In December 2002, TransCanada reached an agreement under which affiliates of TransCanada will acquire a 31.6 per cent interest in Bruce Power Limited Partnership (Bruce Power) and an approximate 33.3 per cent interest in Bruce Power Inc., the general partner of Bruce Power, from British Energy plc (BE) for approximately $376 million. TransCanada will also fund a one-third share ($75 million) of a $225 million accelerated deferred rent payment to Ontario Power Generation (OPG). Currently, BE and Cameco Corporation (Cameco) indirectly hold the interests in Bruce Power together with the Power Workers’ Union and The Society of Energy
Professionals. TransCanada, as part of a consortium that includes Cameco and BPC Generation Infrastructure Trust, a trust established by the Ontario Municipal Employees Retirement System, expects to close the transaction in February 2003 pending necessary consents and regulatory approval. The Bruce Power facility is made up of two nuclear plants - Bruce B and Bruce A. Bruce B consists of four reactors, currently generating 3,140 MW. Bruce A consists of four 769 MW reactors, which are currently not operating. Two of the Bruce A units are expected to be restarted and online by the summer of 2003. Bruce Power is a tenant under a lease on the facility which expires in 2018 with an option to extend the lease by up to 25 years. The Bruce Power facility will continue to be managed and operated by the management and staff of Bruce Power. Spent fuel and decommissioning liabilities remain the responsibility of OPG.

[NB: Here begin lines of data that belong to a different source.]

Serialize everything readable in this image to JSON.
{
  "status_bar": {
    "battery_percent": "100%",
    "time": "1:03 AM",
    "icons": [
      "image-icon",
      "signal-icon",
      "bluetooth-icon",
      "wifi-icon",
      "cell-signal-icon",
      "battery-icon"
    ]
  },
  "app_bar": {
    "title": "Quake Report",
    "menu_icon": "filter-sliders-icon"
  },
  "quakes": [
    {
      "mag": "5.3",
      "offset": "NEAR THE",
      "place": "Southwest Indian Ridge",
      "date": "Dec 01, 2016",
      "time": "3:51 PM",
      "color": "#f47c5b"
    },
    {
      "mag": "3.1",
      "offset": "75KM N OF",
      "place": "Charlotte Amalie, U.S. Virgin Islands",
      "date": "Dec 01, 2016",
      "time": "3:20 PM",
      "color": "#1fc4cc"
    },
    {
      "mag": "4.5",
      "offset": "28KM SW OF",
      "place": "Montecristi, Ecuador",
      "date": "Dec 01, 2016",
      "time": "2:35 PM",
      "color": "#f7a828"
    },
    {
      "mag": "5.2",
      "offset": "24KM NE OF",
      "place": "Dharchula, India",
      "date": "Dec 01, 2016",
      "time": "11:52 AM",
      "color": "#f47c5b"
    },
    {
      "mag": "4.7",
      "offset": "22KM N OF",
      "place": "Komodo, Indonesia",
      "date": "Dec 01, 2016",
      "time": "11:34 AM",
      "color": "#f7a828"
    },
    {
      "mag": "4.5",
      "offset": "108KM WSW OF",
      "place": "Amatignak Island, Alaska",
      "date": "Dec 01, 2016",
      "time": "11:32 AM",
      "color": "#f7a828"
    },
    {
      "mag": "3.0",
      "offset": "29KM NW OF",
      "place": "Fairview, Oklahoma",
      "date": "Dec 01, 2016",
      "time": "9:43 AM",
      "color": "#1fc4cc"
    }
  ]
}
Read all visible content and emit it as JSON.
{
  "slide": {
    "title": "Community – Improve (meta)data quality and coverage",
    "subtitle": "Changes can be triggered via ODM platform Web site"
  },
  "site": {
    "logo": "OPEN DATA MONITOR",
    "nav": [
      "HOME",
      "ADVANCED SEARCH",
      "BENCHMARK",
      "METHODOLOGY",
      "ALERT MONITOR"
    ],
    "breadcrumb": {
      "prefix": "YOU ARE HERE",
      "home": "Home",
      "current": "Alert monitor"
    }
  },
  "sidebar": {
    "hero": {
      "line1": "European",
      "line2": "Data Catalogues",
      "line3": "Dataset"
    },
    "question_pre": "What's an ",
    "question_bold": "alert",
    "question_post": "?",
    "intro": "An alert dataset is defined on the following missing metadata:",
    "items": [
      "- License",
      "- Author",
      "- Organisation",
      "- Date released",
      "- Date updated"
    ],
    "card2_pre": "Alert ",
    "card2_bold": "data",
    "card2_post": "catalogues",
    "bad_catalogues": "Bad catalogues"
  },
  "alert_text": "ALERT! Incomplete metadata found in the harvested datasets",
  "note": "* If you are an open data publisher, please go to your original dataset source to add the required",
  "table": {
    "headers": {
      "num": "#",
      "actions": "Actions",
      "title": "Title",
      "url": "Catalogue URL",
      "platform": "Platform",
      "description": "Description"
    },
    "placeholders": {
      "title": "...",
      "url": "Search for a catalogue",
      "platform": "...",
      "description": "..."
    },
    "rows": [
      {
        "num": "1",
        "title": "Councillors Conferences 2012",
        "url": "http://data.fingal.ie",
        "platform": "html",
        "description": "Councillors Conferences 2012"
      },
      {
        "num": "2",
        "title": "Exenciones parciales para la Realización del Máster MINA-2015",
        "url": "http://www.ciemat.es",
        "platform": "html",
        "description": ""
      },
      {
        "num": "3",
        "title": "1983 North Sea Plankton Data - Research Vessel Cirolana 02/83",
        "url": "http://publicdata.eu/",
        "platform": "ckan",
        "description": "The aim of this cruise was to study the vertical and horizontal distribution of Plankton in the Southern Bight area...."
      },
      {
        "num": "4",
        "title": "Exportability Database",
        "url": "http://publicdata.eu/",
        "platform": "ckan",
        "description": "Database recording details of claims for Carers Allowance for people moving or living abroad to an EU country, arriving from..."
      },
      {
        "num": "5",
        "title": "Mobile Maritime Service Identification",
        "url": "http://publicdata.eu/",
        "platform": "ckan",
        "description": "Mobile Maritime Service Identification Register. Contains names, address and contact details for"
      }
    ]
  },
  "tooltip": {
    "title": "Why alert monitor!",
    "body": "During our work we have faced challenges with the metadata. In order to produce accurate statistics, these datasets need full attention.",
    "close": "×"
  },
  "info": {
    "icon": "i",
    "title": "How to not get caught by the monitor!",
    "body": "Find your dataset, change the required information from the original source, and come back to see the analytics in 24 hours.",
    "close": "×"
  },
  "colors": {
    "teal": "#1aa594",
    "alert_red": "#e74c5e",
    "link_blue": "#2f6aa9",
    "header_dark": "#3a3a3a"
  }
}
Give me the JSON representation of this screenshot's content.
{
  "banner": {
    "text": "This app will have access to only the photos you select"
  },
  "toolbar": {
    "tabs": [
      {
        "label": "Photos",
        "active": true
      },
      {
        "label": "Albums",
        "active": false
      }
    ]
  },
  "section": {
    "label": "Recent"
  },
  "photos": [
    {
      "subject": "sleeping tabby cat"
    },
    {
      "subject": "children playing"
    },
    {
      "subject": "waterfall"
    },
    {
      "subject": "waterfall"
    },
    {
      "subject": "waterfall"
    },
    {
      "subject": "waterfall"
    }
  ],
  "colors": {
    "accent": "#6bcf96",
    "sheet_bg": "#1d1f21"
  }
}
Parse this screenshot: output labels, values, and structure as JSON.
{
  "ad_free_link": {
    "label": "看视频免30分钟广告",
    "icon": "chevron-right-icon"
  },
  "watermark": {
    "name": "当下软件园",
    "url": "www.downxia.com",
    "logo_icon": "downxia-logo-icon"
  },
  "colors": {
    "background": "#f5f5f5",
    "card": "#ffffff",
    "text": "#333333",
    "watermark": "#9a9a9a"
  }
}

In December 2002, TransCanada and OPG announced the formation of Portlands Energy Centre L.P., a 50/50 partnership. The partnership will assess the viability of developing a 550 MW combined cycle natural gas-fuelled cogeneration facility which would be located in the Portlands area of Toronto’s downtown waterfront.
Forward-Looking Information
Certain information in this quarterly report is forward-looking and is subject to important risks and uncertainties. The results or events predicted in this information may differ from actual results or events. Factors which could cause actual results or events to differ materially from current expectations include, among other things, the ability of TransCanada to successfully implement its strategic initiatives and whether such strategic initiatives will yield the expected benefits, the availability and price of energy commodities, regulatory decisions, competitive factors in the pipeline and power industry sectors, and the prevailing economic conditions in North America. For additional information on these and other factors, see the reports filed by TransCanada with Canadian securities regulators and with the United States Securities and Exchange Commission. TransCanada disclaims any intention or obligation to update or revise any forward-looking statements, whether as a result of new information, future events or otherwise.